Louis-Edmond Hamelin est un grand spécialiste des «pays froids» et des Autochtones. Toute sa vie a gravité autour de ces nomades qui lui ont beaucoup appris, on n’en doute pas.
Dans «Nipish», le géographe campe une femme qui devient la figure mythique de la métisse (son père est anglophone), qui cherche à s’épanouir en protégeant le savoir des ancêtres et les traditions malgré des études chez les francophones. Le tout ne se fait pas sans embûches. Hamelin montre rapidement ses intentions dans une courte présentation.
«Le récit, complètement fictif, mais que le Québec du XXe siècle aurait pu connaître, fait découvrir, par dialogues élaborés, l’état conflictuel des relations entre les Autochtones et les non-Autochtones. Les difficultés affectent tous les milieux : religion, armée, enseignement, administration, domicile, voire tout le pays. Maints comportements de la société au sujet des thèmes de pouvoir et même d’existence se trouvent ainsi mis à jour.» (p.1)
Les médias rappellent régulièrement les conditions de vie à peine imaginable de certains groupes dispersés dans la partie nordique et «effacée» du Québec. «Le peuple invisible» de Richard Desjardins et Robert Monderie vient, une fois de plus, illustrer l’indifférence des Blancs envers les premiers habitants de l’Amérique.
Autochtonie
En première partie, Louis-Edmond Hamelin suit un groupe d’Autochtones qui entreprend le «Grand voyage » vers le Nord, le pays du caribou et des Inuits. On se croirait par moments dans «Récits de Mathieu Mestokosho, chasseur innu» de Serge Bouchard.

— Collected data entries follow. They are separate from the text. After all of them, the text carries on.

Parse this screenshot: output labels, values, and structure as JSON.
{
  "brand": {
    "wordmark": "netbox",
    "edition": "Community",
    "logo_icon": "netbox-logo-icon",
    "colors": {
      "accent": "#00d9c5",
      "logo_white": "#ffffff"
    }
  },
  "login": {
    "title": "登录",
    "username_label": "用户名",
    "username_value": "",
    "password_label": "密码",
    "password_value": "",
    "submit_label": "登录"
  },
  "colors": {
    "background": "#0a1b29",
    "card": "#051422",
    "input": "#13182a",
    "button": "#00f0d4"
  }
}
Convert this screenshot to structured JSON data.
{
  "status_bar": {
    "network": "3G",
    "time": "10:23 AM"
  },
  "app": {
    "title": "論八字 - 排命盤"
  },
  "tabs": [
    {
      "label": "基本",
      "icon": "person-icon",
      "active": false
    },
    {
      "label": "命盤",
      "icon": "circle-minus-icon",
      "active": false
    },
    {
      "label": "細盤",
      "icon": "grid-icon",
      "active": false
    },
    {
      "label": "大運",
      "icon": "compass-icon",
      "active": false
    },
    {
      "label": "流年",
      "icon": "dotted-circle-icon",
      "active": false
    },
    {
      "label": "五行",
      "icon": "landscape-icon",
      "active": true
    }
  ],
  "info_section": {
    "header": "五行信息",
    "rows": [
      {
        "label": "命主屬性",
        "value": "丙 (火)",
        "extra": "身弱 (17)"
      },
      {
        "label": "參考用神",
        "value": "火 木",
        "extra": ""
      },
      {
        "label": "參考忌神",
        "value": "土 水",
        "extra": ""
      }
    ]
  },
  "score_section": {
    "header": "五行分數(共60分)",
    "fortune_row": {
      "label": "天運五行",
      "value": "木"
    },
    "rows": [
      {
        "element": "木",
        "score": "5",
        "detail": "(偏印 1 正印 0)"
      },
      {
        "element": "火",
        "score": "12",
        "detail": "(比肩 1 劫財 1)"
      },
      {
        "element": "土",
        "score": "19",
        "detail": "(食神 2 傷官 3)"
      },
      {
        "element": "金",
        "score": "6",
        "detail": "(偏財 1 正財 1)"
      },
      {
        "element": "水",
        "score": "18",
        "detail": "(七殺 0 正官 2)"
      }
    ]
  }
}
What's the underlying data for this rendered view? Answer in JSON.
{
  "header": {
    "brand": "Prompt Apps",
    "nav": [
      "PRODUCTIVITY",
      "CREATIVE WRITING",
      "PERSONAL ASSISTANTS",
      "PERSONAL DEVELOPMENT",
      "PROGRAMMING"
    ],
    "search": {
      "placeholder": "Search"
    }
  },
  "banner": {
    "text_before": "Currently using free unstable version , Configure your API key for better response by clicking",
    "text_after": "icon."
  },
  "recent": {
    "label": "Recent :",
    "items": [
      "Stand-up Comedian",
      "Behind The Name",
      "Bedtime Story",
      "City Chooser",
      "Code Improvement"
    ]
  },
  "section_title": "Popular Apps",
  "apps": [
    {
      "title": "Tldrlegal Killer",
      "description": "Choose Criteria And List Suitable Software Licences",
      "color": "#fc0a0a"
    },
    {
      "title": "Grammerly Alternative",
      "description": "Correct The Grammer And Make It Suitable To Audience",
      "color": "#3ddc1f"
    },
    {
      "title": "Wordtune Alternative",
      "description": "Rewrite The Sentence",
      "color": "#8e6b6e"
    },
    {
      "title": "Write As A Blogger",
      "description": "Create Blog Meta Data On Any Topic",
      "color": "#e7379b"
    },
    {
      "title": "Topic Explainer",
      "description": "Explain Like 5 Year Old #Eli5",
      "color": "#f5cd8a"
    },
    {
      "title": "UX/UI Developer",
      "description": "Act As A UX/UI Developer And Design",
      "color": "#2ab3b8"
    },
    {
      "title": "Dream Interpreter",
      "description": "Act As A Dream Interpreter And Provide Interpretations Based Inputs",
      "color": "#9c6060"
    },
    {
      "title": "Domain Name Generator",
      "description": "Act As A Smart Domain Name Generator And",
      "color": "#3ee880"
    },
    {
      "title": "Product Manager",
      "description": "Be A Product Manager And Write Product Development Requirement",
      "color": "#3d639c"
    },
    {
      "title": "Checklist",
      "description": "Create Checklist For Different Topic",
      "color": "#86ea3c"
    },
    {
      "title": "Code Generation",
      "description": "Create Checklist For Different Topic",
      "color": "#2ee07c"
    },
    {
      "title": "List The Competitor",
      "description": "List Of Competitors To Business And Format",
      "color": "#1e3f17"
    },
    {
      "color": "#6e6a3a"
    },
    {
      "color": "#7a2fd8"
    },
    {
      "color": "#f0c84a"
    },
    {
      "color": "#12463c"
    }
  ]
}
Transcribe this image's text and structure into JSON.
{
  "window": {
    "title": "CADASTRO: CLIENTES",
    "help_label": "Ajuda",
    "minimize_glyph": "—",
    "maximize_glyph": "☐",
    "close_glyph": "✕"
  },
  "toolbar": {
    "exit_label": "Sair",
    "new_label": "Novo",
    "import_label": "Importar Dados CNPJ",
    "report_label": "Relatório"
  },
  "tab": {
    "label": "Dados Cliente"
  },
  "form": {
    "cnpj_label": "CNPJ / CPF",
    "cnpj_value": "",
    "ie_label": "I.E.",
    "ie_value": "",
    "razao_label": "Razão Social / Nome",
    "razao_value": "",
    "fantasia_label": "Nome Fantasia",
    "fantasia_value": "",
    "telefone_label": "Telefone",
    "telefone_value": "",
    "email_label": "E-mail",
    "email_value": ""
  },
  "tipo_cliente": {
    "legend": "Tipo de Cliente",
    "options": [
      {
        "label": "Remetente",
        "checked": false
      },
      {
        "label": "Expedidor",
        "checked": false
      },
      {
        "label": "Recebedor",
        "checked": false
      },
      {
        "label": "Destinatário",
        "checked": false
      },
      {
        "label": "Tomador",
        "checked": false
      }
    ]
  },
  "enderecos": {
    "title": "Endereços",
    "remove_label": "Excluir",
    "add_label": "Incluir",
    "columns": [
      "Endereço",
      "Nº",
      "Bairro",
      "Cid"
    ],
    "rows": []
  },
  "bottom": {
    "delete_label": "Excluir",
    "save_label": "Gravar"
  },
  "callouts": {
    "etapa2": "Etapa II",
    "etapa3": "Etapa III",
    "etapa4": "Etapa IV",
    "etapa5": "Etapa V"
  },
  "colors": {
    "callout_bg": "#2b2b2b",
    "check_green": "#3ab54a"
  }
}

«Le grand circuit correspond à un type particulier de mouvance, car c’est un périple d’envergure, nécessitant la gestion de risques inhabituels et, après quelques années, le retour au foyer initial. Il ne s’agit ni d’une errance ni d’un dérangement imposé, mais d’une migration libre répondant à des objectifs précis, préparée longtemps à l’avance et vécue également à l’intérieur de soi.» (p.38)
Tout se gâche quand Marie-Marguerite entre au couvent. L’auteur occupe toute la place pour élaborer ses idées dans de longs dialogues entre la postulante et la supérieure du couvent qui fait preuve d’un racisme borné. C’est encore pire quand il décrit les aventures maritales de la pauvre métisse. Comment croire que Marie-Marguerite, une femme particulièrement intelligente, accepte un tel mariage. Nous basculons dans l’invraisemblable.
M. Hamelin possède certainement des idées généreuses et originales sur les Autochtones, mais il n’arrive pas à inventer des personnages qui les incarnent. Malgré tout le respect pour l’homme et son travail, «Nipish» ne tient pas la route. Un récit boursouflé, indigeste et particulièrement désolant.
«Nipish, une narration en autochtonie» de Louis-Edmond Hamelin est paru chez Guérin éditeur.